Meerbusch Dienstvilla vor dem Verkauf?

Meerbusch · Der Rat der Stadt entscheidet heute über einen Antrag der UWG, die Kommune solle Häuser und Wohnungen veräußern und den Erlös zur Sondertilgung der Schulden nutzen.

Als Edgar Sonnenschein in den 90er Jahren als Stadtdirektor der noch jungen Stadt Meerbusch in den Ruhestand ging, dankten Politiker und Bürger einem preußischen Beamten und gewieften Juristen. Sonnenschein hatte unerschüttert mit anderen engagierten Meerbuschern für den Erhalt und gegen die Eingemeindung nach Krefeld und Düsseldorf gekämpft. Zur Pensionierung votierte der Stadtrat seinerzeit hinter verschlossen Türen in nicht-öffentlicher Sitzung dafür, dass der verdiente Beamte weiterhin in der Dienstvilla an der Büdericher Allee wohnen bleiben dürfe.

Heute steht auf Antrag der Unabhängigen Wählergemeinschaft (UWG) der Verkauf einiger städtischer Immobilien auf der Tagesordnung des öffentlichen Teils der Ratssitzung ab 17 Uhr im Foyer des Meerbusch-Gymnasiums in Strümp. Dazu zählt auch das 1959 gebaute Einfamilienhaus mit 160 Quadratmetern Wohnfläche, in dem der frühere Verwaltungschef immer noch lebt.

"Die von der Stadt Meerbusch verlangten Mieten liegen weit unter den marktüblichen Mieten", heißt es in der schriftlichen Begründung, die der UWG-Fraktionsvorsitzende Christian Staudinger-Napp unterzeichnet hat. Der infrage kommende Immobilienbestand solle schrittweise veräußert werden und der Erlös als Sondertilgung zur Reduzierung der kommunalen Schulden Verwendung finden, erklärt der Ratsherr.

Aus einer von der Stadtverwaltung Meerbusch erstellten Vorlage sei erkennbar, dass mehrere Immobilien nicht für die Erfüllung der städtischen Aufgaben benötigt würden und an Privatpersonen vermietet seien. Dort bestünden große Diskrepanzen zwischen den Kosten, welche die Kommune aufwenden müsse, und den Mieteinnahmen einschließlich der Nebenkosten, heißt es weiter.

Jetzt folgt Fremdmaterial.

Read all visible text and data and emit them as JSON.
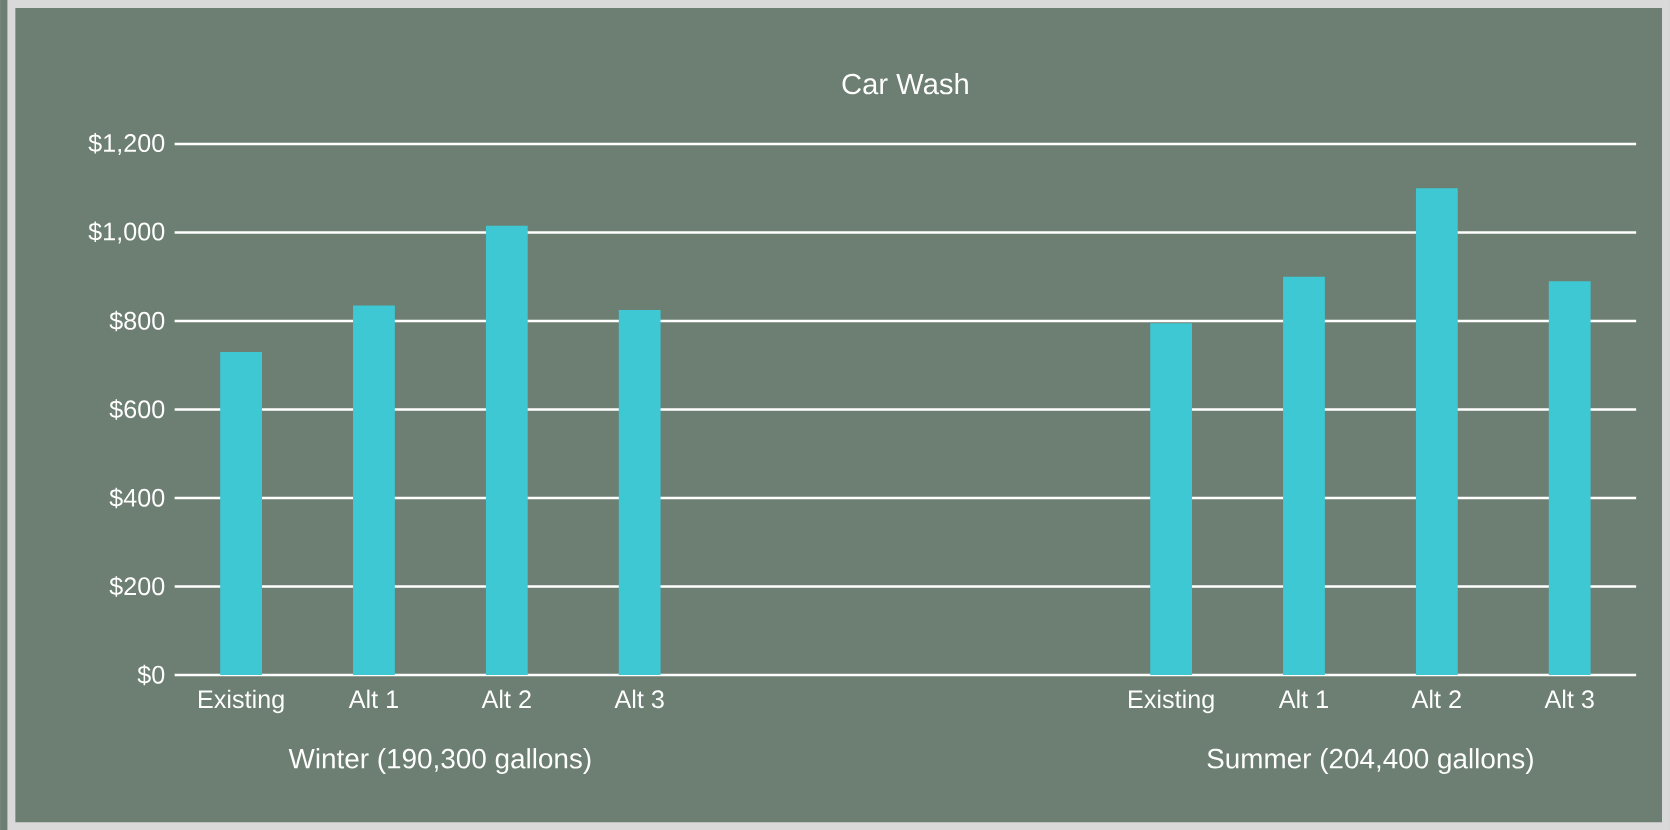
{
  "chart_data": {
    "type": "bar",
    "title": "Car Wash",
    "categories": [
      "Existing",
      "Alt 1",
      "Alt 2",
      "Alt 3",
      null,
      null,
      null,
      "Existing",
      "Alt 1",
      "Alt 2",
      "Alt 3"
    ],
    "values": [
      730,
      835,
      1015,
      825,
      null,
      null,
      null,
      795,
      900,
      1100,
      890
    ],
    "color": "#3ec8d4",
    "ylim": [
      0,
      1200
    ],
    "yticks": [
      {
        "value": 0,
        "label": "$0"
      },
      {
        "value": 200,
        "label": "$200"
      },
      {
        "value": 400,
        "label": "$400"
      },
      {
        "value": 600,
        "label": "$600"
      },
      {
        "value": 800,
        "label": "$800"
      },
      {
        "value": 1000,
        "label": "$1,000"
      },
      {
        "value": 1200,
        "label": "$1,200"
      }
    ],
    "grid": "y",
    "annotations": [
      "Winter (190,300 gallons)",
      "Summer (204,400 gallons)"
    ]
  }
}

Hinsichtlich der Prioritäten regt Staudinger-Napp an, die Häuser und Wohnungen zuerst auf den Markt zu bringen, bei denen ein hoher Investitionsstau bestehe oder die Stadt Verluste einfahre. Unter diesen Gesichtspunkten sollte ein erster Teilverkauf erfolgen. Gerade erst hat die Landesentwicklungsanstalt (LEG) einen detaillierten Wohnungsmarktreport für Meerbusch veröffentlicht, der Staudinger-Napps Einschätzung hinsichtlich der geringen Miethöhe stützt. Laut LEG-Analyse beträgt die durchschnittliche Kaltmiete in Büderich 7,81 Euro pro Quadratmeter. In der Spitze (die oberen zehn Prozent) sind es im Mittel sogar 11,84 Euro. Für die Dienstvilla des pensionierten Stadtdirektors verlangt die Kommune lediglich 6,31 Euro und erreicht damit fast die untere Mietgrenze (unteren zehn Prozent) für Büderich, die bei sechs Euro pro Quadratmeter liegt.

Andere Einfamilienhäuser im Eigentum der Stadt liegen in Lank-Latum an der Stettiner Straße, in Osterath an der Görresstraße und in Büderich an der Friedenstraße. Die Mieten streuen von 5,37 bis 7,71 Euro pro Quadratmeter kalt. Für die Wohnungen reicht die Palette von 4,09 bis 6,24 Euro. Claus Klein, Leiter des Bereichs städtische Immobilien, hatte unlängst in der RP ausgeführt, dass die Liegenschaften regelmäßig überprüft und die Mietforderungen angepasst würden.

Immobilien- oder Grundstücksgeschäfte der Kommune boten schon in der Vergangenheit immer wieder Anlass zu Spekulationen. Sei es beim Grundstückserwerb eines früheren Stadtdirektors, der den Kaufvertrag noch schnell unterzeichnen durfte, ehe der Rat die Bodenrichtwerte für Lank-Latum erhöhte, oder der Kauf einer Baufläche durch einen Ordnungsdezernenten, der das Areal einer Familie mit Kindern vor der Nase wegschnappte, um sich angeblich ein Domizil an seiner Arbeitsstätte zu errichten. Tatsächlich hat er aber nie in Meerbusch gewohnt. Beide ehemaligen Wahlbeamten sind schon länger nicht mehr in Amt und Würden.